Kael raised an eyebrow. "He didn't fight like he was your own."
Anna smiled. "He'll learn."
Kael seemed to want to dispute that, but Anna's tone made her stop. Just for a breath. And then she nodded, slowly as if she'd grasped something beyond what had been said.
Michael watched it happen.
Someone else retreating into Anna's quiet orbit, without even knowing.
They were seated under the slanting roof of a stone garden hidden behind the ember-lit plaza. The sweet, acrid smell of burning sage and forged steel carried on the wind. Michael stood along a wilted obsidian wall, arms folded across his torso, still aching from the day prior.
Kael sat opposite him, legs spread, sword slung carelessly against her shoulder.
"I've been through three Realms," she said, brushing a dusting of charcoal off her boot. "Born in one, killed in another, woke up in this one with ink on my soul and nothing to lose."
Michael had his eye on her, curious. "So you've been reincarnated as well?"
She nodded. "Yeah. I don't remember all of it, just flashes. Heat. Screaming. Once, you know, I have the whole scholar thing. Another time, a rebel. But this time, I came out clear."
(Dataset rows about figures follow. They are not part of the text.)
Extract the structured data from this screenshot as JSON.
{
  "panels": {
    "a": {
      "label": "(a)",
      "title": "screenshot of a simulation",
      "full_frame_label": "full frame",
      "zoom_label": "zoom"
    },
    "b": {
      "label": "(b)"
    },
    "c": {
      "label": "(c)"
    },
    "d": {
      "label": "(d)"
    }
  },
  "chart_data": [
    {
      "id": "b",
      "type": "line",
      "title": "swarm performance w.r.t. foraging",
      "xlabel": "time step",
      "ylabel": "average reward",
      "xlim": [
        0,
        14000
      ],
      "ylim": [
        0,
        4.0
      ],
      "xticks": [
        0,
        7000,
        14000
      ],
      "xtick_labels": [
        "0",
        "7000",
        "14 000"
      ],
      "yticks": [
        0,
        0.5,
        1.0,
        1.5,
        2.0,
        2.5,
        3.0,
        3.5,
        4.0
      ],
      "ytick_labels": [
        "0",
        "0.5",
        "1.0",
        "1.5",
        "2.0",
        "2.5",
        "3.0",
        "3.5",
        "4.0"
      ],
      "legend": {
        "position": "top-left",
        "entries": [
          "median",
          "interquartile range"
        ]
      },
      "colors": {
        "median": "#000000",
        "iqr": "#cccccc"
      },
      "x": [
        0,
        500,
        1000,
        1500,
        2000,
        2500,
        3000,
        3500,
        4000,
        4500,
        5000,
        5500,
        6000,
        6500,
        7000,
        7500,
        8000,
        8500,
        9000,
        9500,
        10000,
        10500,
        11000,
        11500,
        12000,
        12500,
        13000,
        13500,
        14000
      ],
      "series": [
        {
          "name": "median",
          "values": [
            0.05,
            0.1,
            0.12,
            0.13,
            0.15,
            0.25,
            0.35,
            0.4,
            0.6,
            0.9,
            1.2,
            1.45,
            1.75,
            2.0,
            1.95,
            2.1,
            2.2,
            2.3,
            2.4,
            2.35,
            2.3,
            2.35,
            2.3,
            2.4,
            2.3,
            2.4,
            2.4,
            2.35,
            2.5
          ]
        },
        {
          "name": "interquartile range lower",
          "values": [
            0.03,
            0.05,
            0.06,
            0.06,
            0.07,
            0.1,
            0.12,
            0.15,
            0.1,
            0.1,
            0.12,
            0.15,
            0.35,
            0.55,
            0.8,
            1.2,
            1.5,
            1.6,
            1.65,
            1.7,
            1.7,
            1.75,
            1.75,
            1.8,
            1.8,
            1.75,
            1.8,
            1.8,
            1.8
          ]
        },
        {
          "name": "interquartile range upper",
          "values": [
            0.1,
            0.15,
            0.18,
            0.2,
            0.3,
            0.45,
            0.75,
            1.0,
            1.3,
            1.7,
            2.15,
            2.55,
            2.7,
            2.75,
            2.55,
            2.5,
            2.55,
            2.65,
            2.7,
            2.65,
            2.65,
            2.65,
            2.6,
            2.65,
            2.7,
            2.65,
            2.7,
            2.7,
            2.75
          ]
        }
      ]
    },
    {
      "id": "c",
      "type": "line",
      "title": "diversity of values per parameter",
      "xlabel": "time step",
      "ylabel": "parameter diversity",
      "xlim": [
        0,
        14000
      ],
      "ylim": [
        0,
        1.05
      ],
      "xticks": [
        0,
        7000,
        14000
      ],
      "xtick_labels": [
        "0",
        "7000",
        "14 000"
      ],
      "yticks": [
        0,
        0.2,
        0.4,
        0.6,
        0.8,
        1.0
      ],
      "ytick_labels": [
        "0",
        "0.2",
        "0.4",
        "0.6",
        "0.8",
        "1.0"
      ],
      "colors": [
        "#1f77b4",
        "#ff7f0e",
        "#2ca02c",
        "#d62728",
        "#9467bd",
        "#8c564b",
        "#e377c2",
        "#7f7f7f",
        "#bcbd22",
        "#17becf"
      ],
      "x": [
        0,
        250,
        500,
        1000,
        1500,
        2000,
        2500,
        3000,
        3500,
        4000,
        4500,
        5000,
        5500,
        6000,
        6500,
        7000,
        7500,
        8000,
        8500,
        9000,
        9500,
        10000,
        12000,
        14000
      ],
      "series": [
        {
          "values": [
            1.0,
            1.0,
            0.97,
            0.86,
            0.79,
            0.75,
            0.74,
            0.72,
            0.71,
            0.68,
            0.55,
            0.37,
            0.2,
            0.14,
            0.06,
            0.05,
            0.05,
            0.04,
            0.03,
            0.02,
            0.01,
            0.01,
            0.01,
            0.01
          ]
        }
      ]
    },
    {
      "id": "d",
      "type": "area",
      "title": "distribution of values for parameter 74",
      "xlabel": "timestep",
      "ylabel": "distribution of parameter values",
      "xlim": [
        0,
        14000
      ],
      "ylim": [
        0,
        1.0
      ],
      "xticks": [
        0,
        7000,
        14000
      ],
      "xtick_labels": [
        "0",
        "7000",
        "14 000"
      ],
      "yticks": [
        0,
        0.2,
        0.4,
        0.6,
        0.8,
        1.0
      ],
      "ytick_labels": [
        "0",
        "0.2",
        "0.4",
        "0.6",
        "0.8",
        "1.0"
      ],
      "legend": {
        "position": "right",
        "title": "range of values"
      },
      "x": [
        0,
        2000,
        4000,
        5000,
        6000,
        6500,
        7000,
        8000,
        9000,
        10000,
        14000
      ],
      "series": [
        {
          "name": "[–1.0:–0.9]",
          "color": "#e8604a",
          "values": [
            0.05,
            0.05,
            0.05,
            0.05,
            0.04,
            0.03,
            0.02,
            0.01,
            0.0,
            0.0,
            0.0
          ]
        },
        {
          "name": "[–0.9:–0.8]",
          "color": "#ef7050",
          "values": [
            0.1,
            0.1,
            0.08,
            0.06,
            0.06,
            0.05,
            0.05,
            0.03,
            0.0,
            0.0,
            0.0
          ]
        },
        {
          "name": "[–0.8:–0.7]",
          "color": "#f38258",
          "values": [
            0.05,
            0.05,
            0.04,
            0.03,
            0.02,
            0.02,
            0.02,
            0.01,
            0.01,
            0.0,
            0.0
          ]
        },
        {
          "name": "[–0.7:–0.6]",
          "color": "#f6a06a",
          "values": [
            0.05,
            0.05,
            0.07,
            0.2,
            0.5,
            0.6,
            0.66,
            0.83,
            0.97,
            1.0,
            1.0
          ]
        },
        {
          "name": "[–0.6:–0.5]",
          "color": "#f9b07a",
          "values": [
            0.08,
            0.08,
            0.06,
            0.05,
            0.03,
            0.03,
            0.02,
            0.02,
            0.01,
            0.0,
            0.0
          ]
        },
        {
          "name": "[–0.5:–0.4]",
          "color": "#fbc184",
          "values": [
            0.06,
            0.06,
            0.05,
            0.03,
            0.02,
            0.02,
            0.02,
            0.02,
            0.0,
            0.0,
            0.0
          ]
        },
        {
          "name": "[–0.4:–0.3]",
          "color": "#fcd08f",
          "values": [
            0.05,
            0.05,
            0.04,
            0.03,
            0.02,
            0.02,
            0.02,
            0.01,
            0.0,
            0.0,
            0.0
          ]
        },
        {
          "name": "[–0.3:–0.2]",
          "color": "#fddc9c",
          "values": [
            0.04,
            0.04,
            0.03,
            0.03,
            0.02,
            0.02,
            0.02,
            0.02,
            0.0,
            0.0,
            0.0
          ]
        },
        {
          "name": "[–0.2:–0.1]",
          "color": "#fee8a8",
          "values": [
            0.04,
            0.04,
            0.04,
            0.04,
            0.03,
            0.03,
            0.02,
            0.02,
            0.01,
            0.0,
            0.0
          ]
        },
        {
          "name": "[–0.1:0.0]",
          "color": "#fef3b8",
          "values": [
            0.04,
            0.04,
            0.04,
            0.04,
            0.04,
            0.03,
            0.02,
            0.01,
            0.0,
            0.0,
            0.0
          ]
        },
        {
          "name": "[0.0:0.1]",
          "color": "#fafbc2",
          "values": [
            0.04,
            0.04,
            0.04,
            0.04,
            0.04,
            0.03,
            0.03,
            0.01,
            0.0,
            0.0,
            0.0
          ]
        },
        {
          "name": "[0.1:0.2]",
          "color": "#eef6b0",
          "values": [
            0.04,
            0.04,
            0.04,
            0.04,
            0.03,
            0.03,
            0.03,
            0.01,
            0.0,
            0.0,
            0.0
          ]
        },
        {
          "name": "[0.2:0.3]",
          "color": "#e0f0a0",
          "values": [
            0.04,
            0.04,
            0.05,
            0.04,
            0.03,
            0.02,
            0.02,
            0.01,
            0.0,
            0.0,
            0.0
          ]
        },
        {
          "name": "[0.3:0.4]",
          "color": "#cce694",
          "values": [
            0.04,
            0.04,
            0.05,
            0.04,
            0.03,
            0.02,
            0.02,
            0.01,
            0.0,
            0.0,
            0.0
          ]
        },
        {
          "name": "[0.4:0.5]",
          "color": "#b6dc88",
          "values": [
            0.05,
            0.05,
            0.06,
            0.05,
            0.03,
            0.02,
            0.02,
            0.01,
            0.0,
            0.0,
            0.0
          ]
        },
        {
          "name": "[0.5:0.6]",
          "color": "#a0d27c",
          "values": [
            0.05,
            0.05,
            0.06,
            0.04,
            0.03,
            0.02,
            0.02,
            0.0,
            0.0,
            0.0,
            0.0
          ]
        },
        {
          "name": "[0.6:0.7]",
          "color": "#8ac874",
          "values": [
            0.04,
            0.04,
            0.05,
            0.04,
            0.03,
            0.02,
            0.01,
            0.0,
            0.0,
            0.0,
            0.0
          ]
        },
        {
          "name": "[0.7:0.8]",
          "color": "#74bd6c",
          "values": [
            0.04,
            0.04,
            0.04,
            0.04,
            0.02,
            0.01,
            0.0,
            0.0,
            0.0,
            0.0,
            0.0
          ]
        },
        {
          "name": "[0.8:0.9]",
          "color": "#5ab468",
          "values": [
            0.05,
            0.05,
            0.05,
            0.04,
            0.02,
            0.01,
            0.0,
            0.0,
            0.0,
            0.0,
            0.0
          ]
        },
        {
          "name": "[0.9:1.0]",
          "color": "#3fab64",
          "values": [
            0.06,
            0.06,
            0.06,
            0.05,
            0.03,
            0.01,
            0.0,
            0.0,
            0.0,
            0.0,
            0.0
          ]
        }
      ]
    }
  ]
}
She rapped her blade with the edge of her fetor. "I came through knowing how to live."
Michael raised an eyebrow. "So you're a summoner too?"
"No," she said. "I don't make pacts. I fight the old way. Muscle. Steel. Sigils of the flame not in the soul—etched into the blade. Less elegant. More permanent."
She stood up, shrugged, and stretched her shoulder. "But I know how Soul Threads works." And I can tell yours is raw. Untempered."
He frowned. "Thanks."
She smirked. "It's not an insult. That means you've got potential for growth. And I think I can help."
Michael cast a careful look at her. "Why? You don't even know me."
Kael's smile dropped, more contemplative. She looked over the top of the garden — Anna was back and standing by the entrance, watching them both with quiet interest.
"Because you're with her," said Kael, his voice gentler. "And I've known her for half a day, but there is something about Anna … people don't just follow her. They trust her. Instinctively. Like she has a piece of them they never knew was gone."
She made her voice softer as if saying it too loud might spoil something holy. "I don't know what she is at this point. So I know I want to be close to it. So if she's helping you, then I'll help you too."
Michael felt something lift in his chest — not an implosion of relief, not yet trust, but the germ of something.
Anna approached silently, her smile in place. "Well," she said, hands loosely folded in front of her, "are you two done pretending that this isn't the beginning of a long partnership?"
Kael inclined her head slightly in respectful acknowledgment more than she offered anyone else. "You're a different sort, Flameborn."
"I've heard worse," Anna said with a tender smile.